Born in Newquay, Cornwall, Willcocks was a chorister at Westminster Abbey, music scholar at Clifton College, Bristol, and organ scholar at King's College, Cambridge - the establishment with which he came to be defined. Distinguished war service - including being involved in action at Operation Market Garden - was followed by a return to Cambridge, where he became a Fellow of King's in 1947. In that year he moved to Salisbury Cathedral as organist, followed by Worcester three years later.
But it is for his time as Organist and Director of Music at King's College, Cambridge, a post he took up in 1957 (succeeding Boris Ord) and held until 1974, for which he will be best known, particularly among record listeners for whom riches from those years will form a part of most choral collections.
Those decades saw a huge growth in recording, and King's was a key part of that era – the choir's sound and the chapel's unique acoustic became familiar to listeners throughout the world. That, and the extraordinary success of the annual Festival of Nine Lessons and Carols, helped ensure King's place as one of, if not the, most famous such ensembles in the world, a legacy continued by Sir Philip Ledger and Stephen Cleobury in subsequent decades. Not that it was just popular carols or choral works - Willcocks used recordings to champion English composers who were perhaps lesser-known back in the '60s, such as John Blow.
But as significant as recordings were, the post of King's College Director of Music is of course not primarily about that - it's about committed service to the daily cycle of liturgy that has been at the heart of the institution for many centuries, and in this Willcocks did the tradition proud. Reviewing a recording of Psalms in August 1972, Gramophone's Stanley Webb recalled: 'The apparent spontaneity of the final result is achieved by meticulous preparation. I have known Willcocks spend half-an-hour of rehearsal time going over the texts with the choir and pencilling in new pointing for individual verses without a note being sung. And at the service itself he adds his own expressive accompaniment at the organ, creating flowing tonal patterns which make their own eloquent commentary on the words being sung.' Writing of the recording itself, Webb nicely caught the King's College sound, describing 'the beauty of the voices, the perfection with which they blend, and the choir's response to every nuance of mood and colour.’

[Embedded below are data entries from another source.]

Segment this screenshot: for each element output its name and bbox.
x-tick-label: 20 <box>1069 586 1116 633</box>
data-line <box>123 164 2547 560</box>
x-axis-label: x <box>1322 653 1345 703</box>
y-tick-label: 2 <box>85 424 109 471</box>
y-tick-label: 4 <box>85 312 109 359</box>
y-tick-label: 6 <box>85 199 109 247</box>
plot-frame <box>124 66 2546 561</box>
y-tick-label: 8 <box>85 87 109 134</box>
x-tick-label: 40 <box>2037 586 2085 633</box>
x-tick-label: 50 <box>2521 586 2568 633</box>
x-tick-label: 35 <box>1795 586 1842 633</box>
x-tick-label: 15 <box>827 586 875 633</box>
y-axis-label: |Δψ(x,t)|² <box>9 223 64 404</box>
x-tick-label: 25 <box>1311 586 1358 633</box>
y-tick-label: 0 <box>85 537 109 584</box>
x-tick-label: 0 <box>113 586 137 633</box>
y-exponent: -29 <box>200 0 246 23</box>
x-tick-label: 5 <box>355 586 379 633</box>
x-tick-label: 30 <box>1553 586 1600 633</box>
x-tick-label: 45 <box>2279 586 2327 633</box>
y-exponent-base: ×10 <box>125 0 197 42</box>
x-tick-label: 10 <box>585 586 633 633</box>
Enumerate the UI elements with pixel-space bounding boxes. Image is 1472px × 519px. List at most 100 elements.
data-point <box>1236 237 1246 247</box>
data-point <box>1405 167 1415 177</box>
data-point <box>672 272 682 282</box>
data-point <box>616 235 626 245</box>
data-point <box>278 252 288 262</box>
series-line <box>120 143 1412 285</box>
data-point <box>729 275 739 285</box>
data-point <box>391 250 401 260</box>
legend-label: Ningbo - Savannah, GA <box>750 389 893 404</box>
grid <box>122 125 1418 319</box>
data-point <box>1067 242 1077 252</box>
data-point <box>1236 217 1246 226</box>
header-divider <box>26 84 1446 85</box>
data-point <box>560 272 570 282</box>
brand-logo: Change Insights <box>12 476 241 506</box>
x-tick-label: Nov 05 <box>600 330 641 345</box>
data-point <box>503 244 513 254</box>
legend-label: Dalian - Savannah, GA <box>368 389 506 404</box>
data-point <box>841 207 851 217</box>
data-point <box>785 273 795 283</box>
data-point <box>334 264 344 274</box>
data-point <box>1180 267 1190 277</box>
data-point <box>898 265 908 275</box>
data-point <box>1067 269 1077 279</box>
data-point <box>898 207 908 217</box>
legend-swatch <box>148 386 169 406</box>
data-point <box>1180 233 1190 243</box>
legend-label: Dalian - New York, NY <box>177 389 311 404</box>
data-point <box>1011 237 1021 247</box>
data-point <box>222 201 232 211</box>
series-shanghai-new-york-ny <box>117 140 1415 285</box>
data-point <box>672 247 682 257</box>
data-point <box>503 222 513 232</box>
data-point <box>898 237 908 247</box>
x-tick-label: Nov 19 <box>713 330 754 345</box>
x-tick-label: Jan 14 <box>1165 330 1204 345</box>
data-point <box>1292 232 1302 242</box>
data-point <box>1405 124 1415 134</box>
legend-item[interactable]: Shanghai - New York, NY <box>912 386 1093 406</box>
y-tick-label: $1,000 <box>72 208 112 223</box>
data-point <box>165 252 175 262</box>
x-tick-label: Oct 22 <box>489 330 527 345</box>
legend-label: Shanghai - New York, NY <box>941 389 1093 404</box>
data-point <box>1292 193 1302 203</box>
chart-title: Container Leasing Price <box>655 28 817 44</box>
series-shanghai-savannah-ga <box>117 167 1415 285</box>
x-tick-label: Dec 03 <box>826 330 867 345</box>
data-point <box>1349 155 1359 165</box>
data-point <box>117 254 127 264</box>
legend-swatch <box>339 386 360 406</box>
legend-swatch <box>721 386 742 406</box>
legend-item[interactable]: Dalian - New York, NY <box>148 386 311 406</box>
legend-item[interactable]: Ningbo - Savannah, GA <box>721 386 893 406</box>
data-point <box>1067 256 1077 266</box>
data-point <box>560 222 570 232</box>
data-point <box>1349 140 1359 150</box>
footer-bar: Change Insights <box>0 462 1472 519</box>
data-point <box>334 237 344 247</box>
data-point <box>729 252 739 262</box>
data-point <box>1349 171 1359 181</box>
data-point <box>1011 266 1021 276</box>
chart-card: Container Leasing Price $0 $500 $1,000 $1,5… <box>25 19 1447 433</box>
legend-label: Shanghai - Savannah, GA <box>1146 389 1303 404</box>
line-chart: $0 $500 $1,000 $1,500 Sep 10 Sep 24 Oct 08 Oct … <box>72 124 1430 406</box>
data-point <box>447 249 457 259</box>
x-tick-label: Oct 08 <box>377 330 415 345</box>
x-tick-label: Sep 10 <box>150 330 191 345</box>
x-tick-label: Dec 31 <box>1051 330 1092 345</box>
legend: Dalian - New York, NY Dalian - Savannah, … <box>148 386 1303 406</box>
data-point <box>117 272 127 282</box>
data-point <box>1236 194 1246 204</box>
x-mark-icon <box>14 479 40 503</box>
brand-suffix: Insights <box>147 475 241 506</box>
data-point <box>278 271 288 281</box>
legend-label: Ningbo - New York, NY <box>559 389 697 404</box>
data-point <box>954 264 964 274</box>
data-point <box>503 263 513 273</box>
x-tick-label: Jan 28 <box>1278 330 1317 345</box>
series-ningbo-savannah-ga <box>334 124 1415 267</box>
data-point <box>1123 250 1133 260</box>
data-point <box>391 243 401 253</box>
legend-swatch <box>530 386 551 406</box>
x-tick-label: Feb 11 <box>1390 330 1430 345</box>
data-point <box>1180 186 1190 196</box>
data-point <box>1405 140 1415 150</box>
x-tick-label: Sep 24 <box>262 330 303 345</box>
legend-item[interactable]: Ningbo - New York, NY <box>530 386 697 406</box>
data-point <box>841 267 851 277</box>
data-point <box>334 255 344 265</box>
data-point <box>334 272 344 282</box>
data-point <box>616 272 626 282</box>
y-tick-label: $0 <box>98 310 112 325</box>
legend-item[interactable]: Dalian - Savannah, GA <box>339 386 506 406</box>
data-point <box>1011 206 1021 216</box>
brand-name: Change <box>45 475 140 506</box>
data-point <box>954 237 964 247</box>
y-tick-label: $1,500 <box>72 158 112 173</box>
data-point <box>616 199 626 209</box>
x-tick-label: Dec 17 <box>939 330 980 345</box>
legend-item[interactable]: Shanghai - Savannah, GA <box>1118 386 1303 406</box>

Willcocks was as at home shaping beautiful performances of Tudor polyphony as he was conducting the work of his contemporary Benjamin Britten. He had prepared the Bach Choir (another ensemble with whom his reputation is indelibly linked having led them for 38 years), for the 1963 recording of the War Requiem under the composer, a work whose premieres in several countries he gave.
Indeed, his musical versatility was amusingly demonstrated by a Gramophone profile of him in September 1966, which noted that recent months had seen him both record Tallis's Spem in alium, as well as conduct the Bach Choir in providing a backing for Marianne Faithfull's recording of Lennon and McCartney's Yesterday. (Of the former recording, Gramophone noted it was 'as if the very stones of the chapel had begun to sing'). Following his time at Cambridge – during which he also directed the Cambridge University Music Society – he was appointed Director of the Royal College Of Music, a post he left in 1984.
As befits one whose influence on choral music was so significant, Willcock's legacy will live on both in recordings, but also in choir stalls. His arrangements and descants of carols, from the Sussex Carol to Hark! The Herald Angels Sing, particularly for the annual Festival of Nine Lessons and Carols, will for many simply be the way that we now hear and think of those works.